Si au lieu d’interdire les pokémons, de les voir comme une nouvelle cause de perversion de l’enfance, les adultes s’intéressaient à leurs multiples pouvoirs et à leur évolution ? S’ils aidaient les enfants à mettre en place, grâce aux pokémons, des règles de jeu où tous ensemble, et pas l’un contre l’autre, les forts comme les plus faibles, s’inventerait un monde fabuleux dans lequel chacun a une place et peut réaliser ses rêves les plus fous ?
Plutôt qu’être les messagers d’une morale dégoulinante de bons sentiments tarte à la crème telle qu’elle est donnée en fin du film sur les pokémons « Mewtwo contre Mew », un jeu vivant comme la vie paraît plus porteur des fruits comestibles !
Le goût du pouvoir n’est en rien inconciliable avec la convivialité, qu’on se le dise. Il est logique que certains pokémons aient plus de pouvoir que d’autres mais dans la foulée il faudra rendre tangible que la prise de pouvoir implique la notion de responsabilité. Rien n’empêche dans la conception de règles de jeu, d’entraîner les pokèmons à se soumettre aux contraintes tel que le respect de l’autre et à la nécessité d’assumer les conséquences des décisions ou des risques pris ceci afin d’apprendre à prévoir. Bien utilisés, ces petits personnages finalement bien sympathiques pourraient être une mine d’or d’éducation à la citoyenneté.

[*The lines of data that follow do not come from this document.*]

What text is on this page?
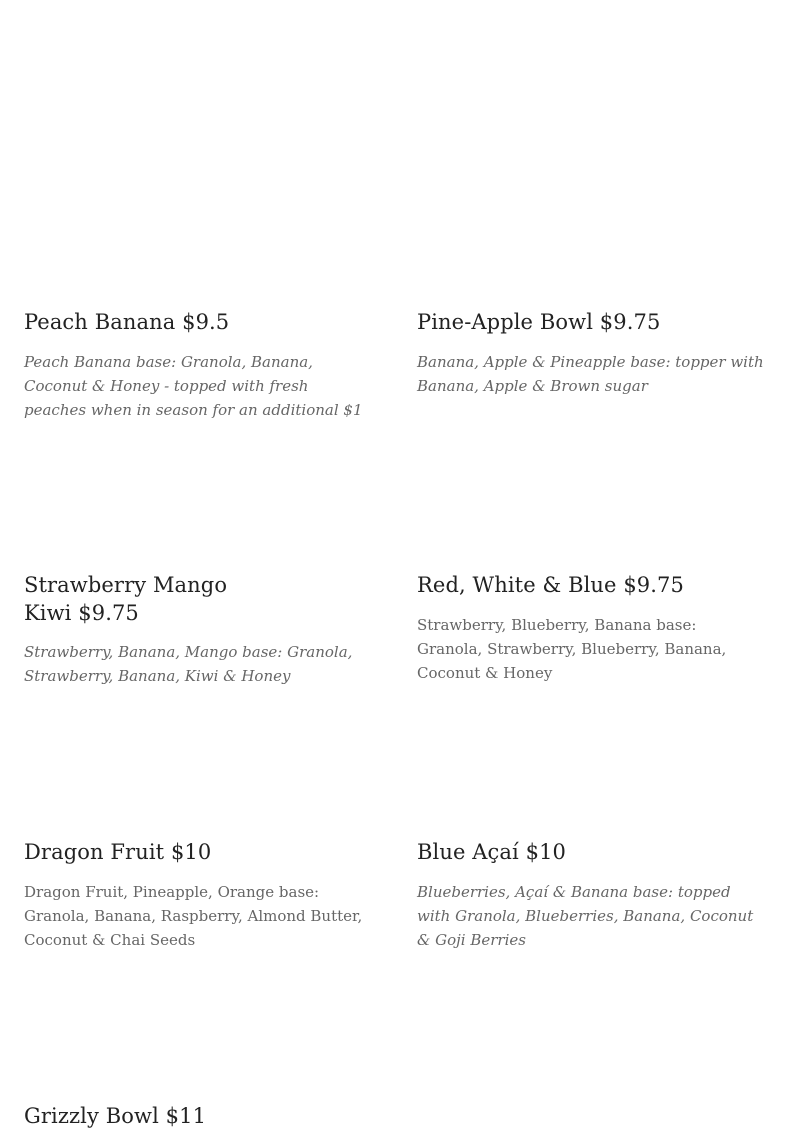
Peach Banana $9.5

Peach Banana base: Granola, Banana, Coconut & Honey - topped with fresh peaches when in season for an additional $1

Pine-Apple Bowl $9.75

Banana, Apple & Pineapple base: topper with Banana, Apple & Brown sugar

Strawberry Mango Kiwi $9.75

Strawberry, Banana, Mango base: Granola, Strawberry, Banana, Kiwi & Honey

Red, White & Blue $9.75

Strawberry, Blueberry, Banana base: Granola, Strawberry, Blueberry, Banana, Coconut & Honey

Dragon Fruit $10

Dragon Fruit, Pineapple, Orange base: Granola, Banana, Raspberry, Almond Butter, Coconut & Chai Seeds

Blue Açaí $10

Blueberries, Açaí & Banana base: topped with Granola, Blueberries, Banana, Coconut & Goji Berries

Grizzly Bowl $11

Le monde change à une vitesse incroyable, les pokèmons c’est nous, les enfants n’ont-ils pas raison de se passionner pour des êtres mutants dans lesquels ils se retrouvent ? Et si nous développions avec l’aide de nos enfants une imagination plus empathique ? Non pas en soutenant la convoitise du slogan de la pokémocratie : « Gotta catch’em all » (je veux les attraper tous) mais par un « want’em all concerned » qui soutiendrais une quête du pouvoir, chacun avec ses moyens, pour atteindre un but commun, un monde plus humain.